Link: Gluten Free Steve

Gluten Free Steve was diagnosed with celiac (coeliac) disease in April 2006 and started a website to share his gluten-free recipes, thoughts, so and so forth.

Reading Steve’s website really made the disease come alive for J., and he hopes he won’t be a doctor who tells a patient to “just avoid bread, cakes, pastries, stuff like that”.

Let’s talk about celiac disease, also known as “gluten-sensitive enteropathy”. Its occurrence rate is about 1:133 in not-at-risk groups, higher in those at-risk and with affected relatives. It can present at any age. While previously thought to be commonly an infant (6-18 months) condition when gluten is introduced into the diet, celiac disease now often presents later, especially between the ages of 10 and 40.

Celiac disease, besides being a major causes of chronic diarrhoea with failure to thrive in children is not commonly thought off in adult, and most medical students like J. only know that patients must avoid gluten which is present in the ‘BROW‘ foods: Barley, Rye, Oat, Wheat. Sound easy? Try putting it into practice. Now, regarding the diagnosis of celiac disease…

Symptoms (often non-specific, can be difficult to diagnose):
loss of appetite, nausea/vomiting, abdominal pain
anemia (usually lethargy, fatiguability, postural giddiness)
muscle wasting, distended abdomen, join pain

Blood – anti-transglutaminase, antigliadin, antiendomysial antibodies
Stool – fat absorption studies
Endoscopy – small bowel biopsy showing villous atrophy with resolution after trial of gluten-free diet

Gluten-free diet for life!


4 responses to this post.

  1. Posted by JB on March 10, 2008 at 8:15 pm

    Sorry, your info is woefully out of date. Prevaence is 1:133 by most studies and truly presents at any age.


  2. Hmmm good point, 1:4-8,000 was in the 1950’s. I now realise, as you said, the prevalence in not-at-risk groups is 1:133. And that while it used to be thought to be a disease of infants, it now commonly presents later, between the ages of 10 and 40.

    Thank you for the information, have amended the above post.

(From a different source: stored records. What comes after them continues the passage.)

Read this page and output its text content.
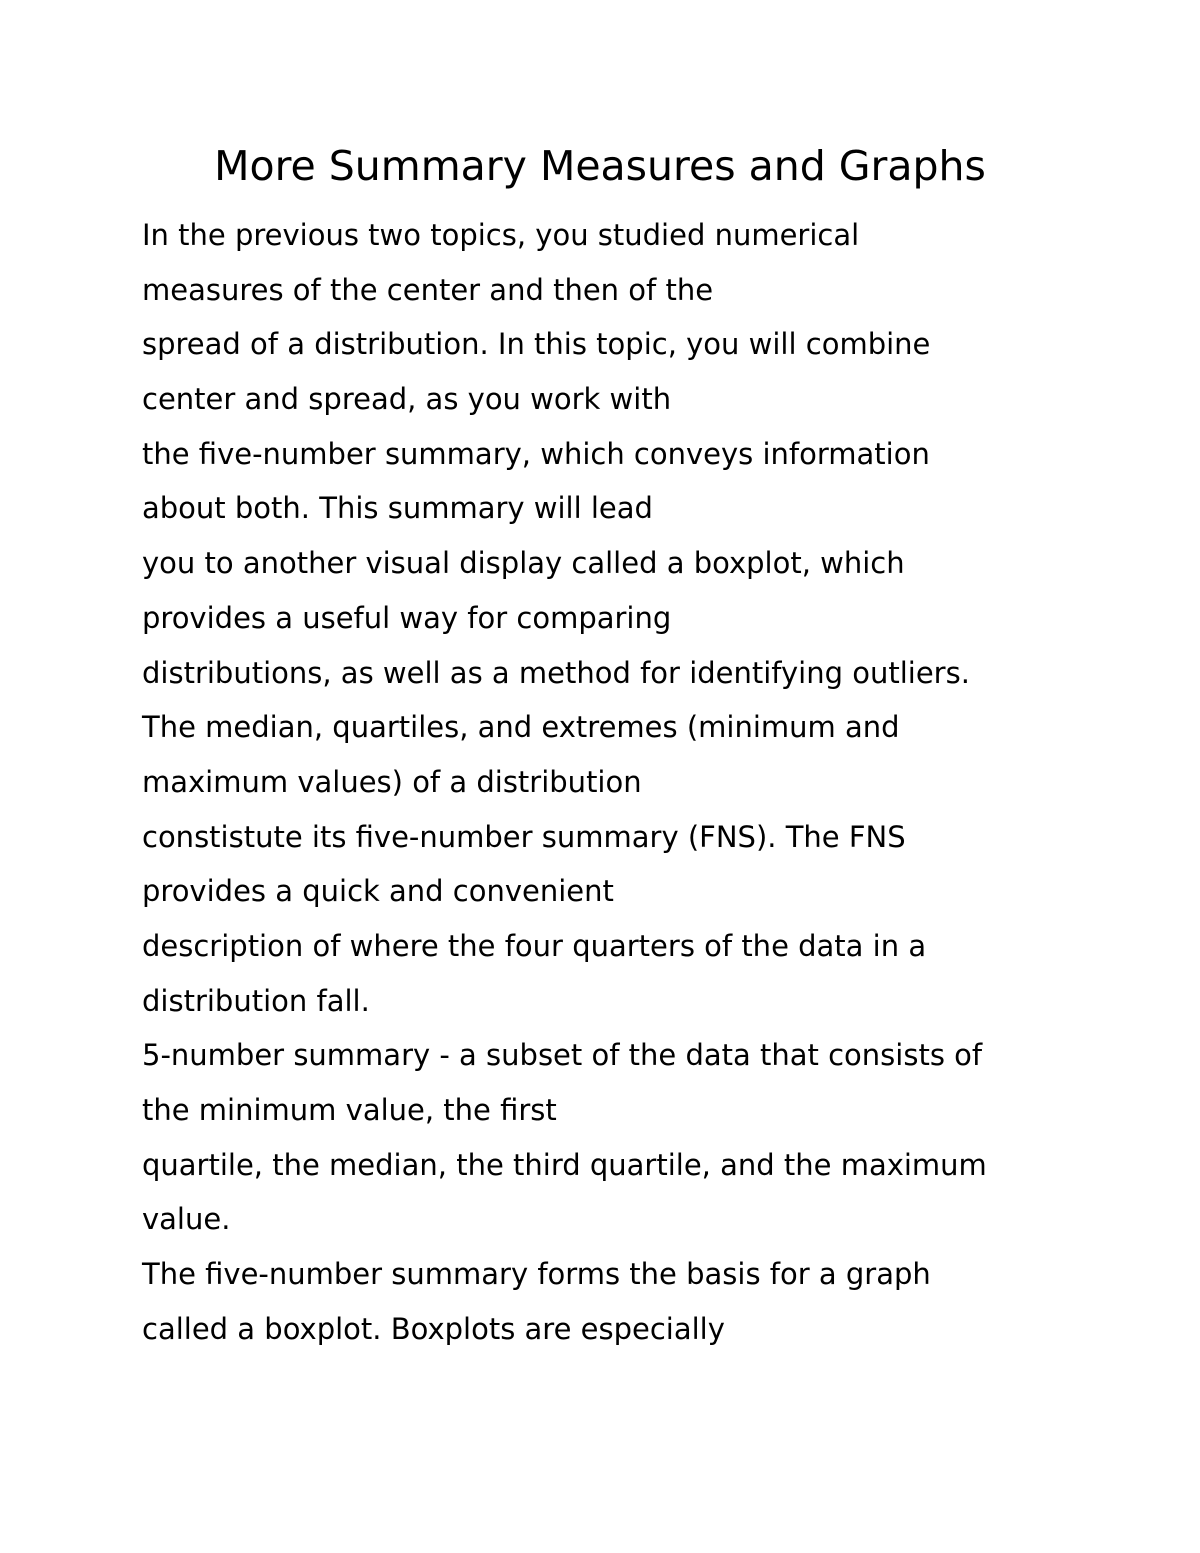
More Summary Measures and Graphs
In the previous two topics, you studied numerical
measures of the center and then of the
spread of a distribution. In this topic, you will combine
center and spread, as you work with
the five-number summary, which conveys information
about both. This summary will lead
you to another visual display called a boxplot, which
provides a useful way for comparing
distributions, as well as a method for identifying outliers.
The median, quartiles, and extremes (minimum and
maximum values) of a distribution
constistute its five-number summary (FNS). The FNS
provides a quick and convenient
description of where the four quarters of the data in a
distribution fall.
5-number summary - a subset of the data that consists of
the minimum value, the first
quartile, the median, the third quartile, and the maximum
value.
The five-number summary forms the basis for a graph
called a boxplot. Boxplots are especially
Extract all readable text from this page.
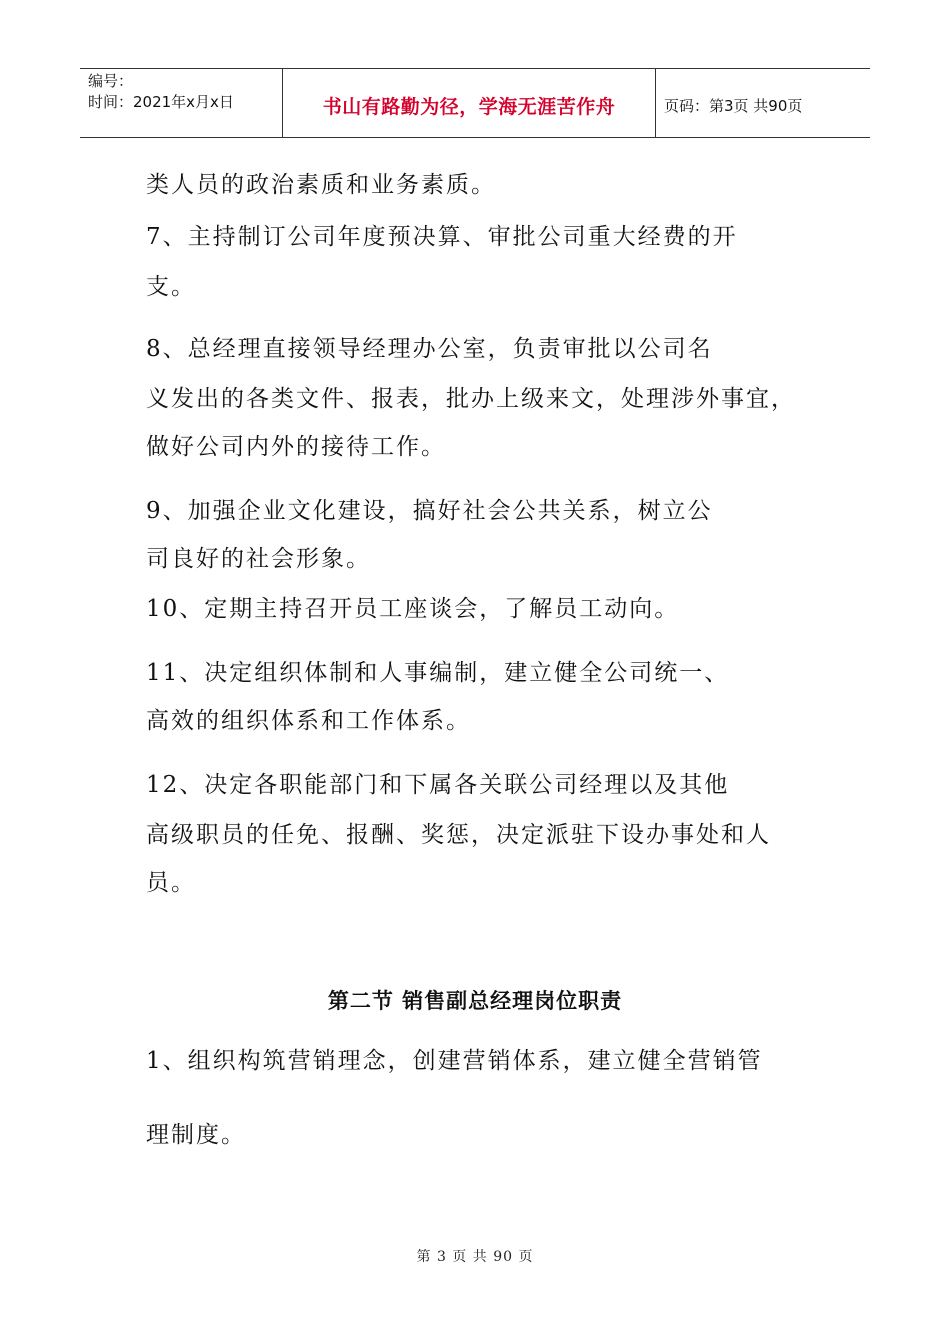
编号：
时间：2021年x月x日	书山有路勤为径，学海无涯苦作舟	页码：第3页 共90页

类人员的政治素质和业务素质。

7、主持制订公司年度预决算、审批公司重大经费的开

支。

8、总经理直接领导经理办公室，负责审批以公司名

义发出的各类文件、报表，批办上级来文，处理涉外事宜，

做好公司内外的接待工作。

9、加强企业文化建设，搞好社会公共关系，树立公

司良好的社会形象。

10、定期主持召开员工座谈会，了解员工动向。

11、决定组织体制和人事编制，建立健全公司统一、

高效的组织体系和工作体系。

12、决定各职能部门和下属各关联公司经理以及其他

高级职员的任免、报酬、奖惩，决定派驻下设办事处和人

员。

第二节 销售副总经理岗位职责

1、组织构筑营销理念，创建营销体系，建立健全营销管

理制度。

第 3 页 共 90 页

  3. Celiac disease is a multi-system disorder that can affect any part of the body. Symptoms differ for different people. For example, although gastrointestinal symptoms are the types discussed in most literature, only 20% of those with celiac disease actually exhibit gastrointestinal symptoms. 51% exhibit some sore of neurological problem at time of diagnosis. Psoriasis, miscarriage, headaches, anxiety, heart disease, weight gain or loss, various cancers, infertility, irritable bowel disease, acid reflux, diabetic instability, osteoporosis, arthritis, autoimmune diseases and many more can be directly or indirectly linked to celiac disease. (It is important to say here that celiac disease is not the only cause of these symptoms.) We gathered information on over 300 signs symptoms, associated disorders and complications for our book, Recognizing Celiac Disease. What is really shocking is that although the time to diagnosis from first presentation of symptoms to a doctor is 2-3 weeks in Italy and other countries, it is over 10 years in the United States. In fact, over 97% of those estimated to have celiac disease have no idea they have it and their doctors have no idea they should even be looking for it or the ways it presents.


  4. Posted by glutenfreesteve on March 15, 2008 at 2:39 am

    Hey – thanks for the posting about me!